Friday 16 July 2010

UK prison reform


Quote
"Vile deeds like poison weeds bloom well in prison air, it is only what is good in man, that wastes and withers there."  Oscar Wilde, from The Ballad of Reading Gaol 

News
This week Britain's prime minister backed justice secretary Ken Clarke's proposal to reduce the number of shorter prison sentences in exchange for community punishments and rehabilitation measures. 

Community punishments that involve the local population in deciding on what offenders should do is a step in the right direction, because a relational approach to justice starts with the premise that every crime represents a breakdown of relationship between the offender and victim, and between the offender and the community. 

Custodial sentences exacerbate relational breakdown as prisoners are separated from their partners and children, often leading to family breakdown, and are kept in an environment of abuse and violence.  On release they find it very hard to reintegrate into the community they come from, and alienation from family and community is more likely to drive them back to offending.  

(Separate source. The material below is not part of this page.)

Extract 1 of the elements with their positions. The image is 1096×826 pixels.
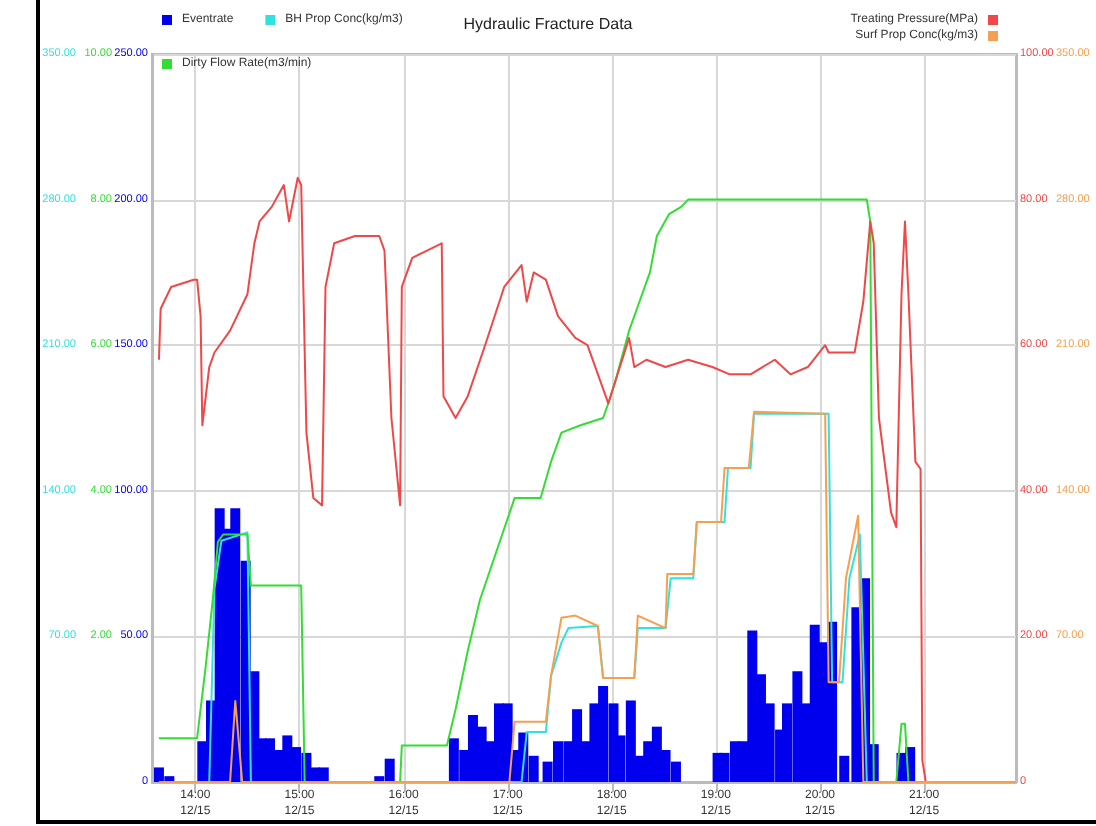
chart-title: Hydraulic Fracture Data <box>463 15 634 33</box>
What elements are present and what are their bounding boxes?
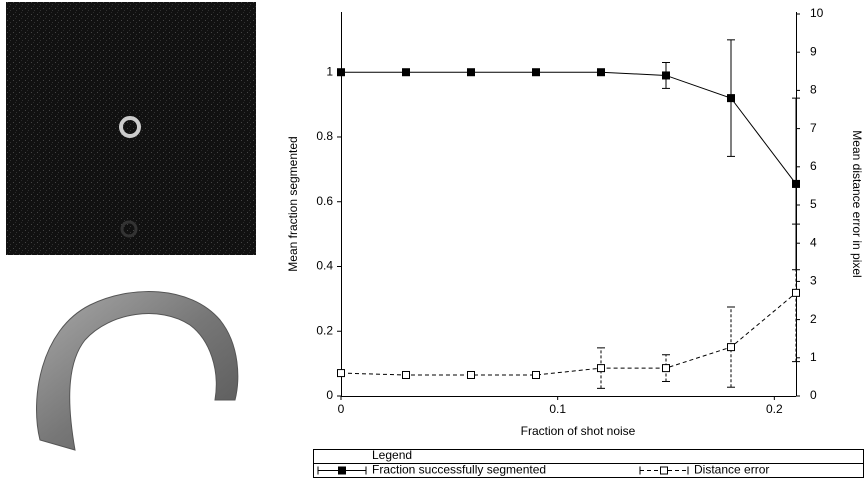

The more the criminal justice system considers the relational infrastructure around prisoners, seeking to strengthen not erode it, the more effective it might become in reducing the reoffending rate (notwithstanding the role of drug addiction). 

Read on...
This short video is a remarkable story of the transforming impact of a relational approach to criminal justice, as told by a hardened criminal and one of his victims of burglary and assault.  It's well worth the 10 minutes it takes to watch: http://www.youtube.com/watch?v=5YYZ1bGo8wc

Walk the talk
For parents: time out can help a child calm down, but if you punish your children by sending them to their rooms in "solitary confinement", then make sure to be deliberate about welcoming the child back afterwards, once appropriate apologies have been made, so that normal family relations can be restored.

The last word
From the Bible, Matthew 5 v. 25: "Settle matters quickly with your adversary who is taking you to court. Do it while you are still with him on the way, or he may hand you over to the judge, and the judge may hand you over to the officer, and you may be thrown into prison."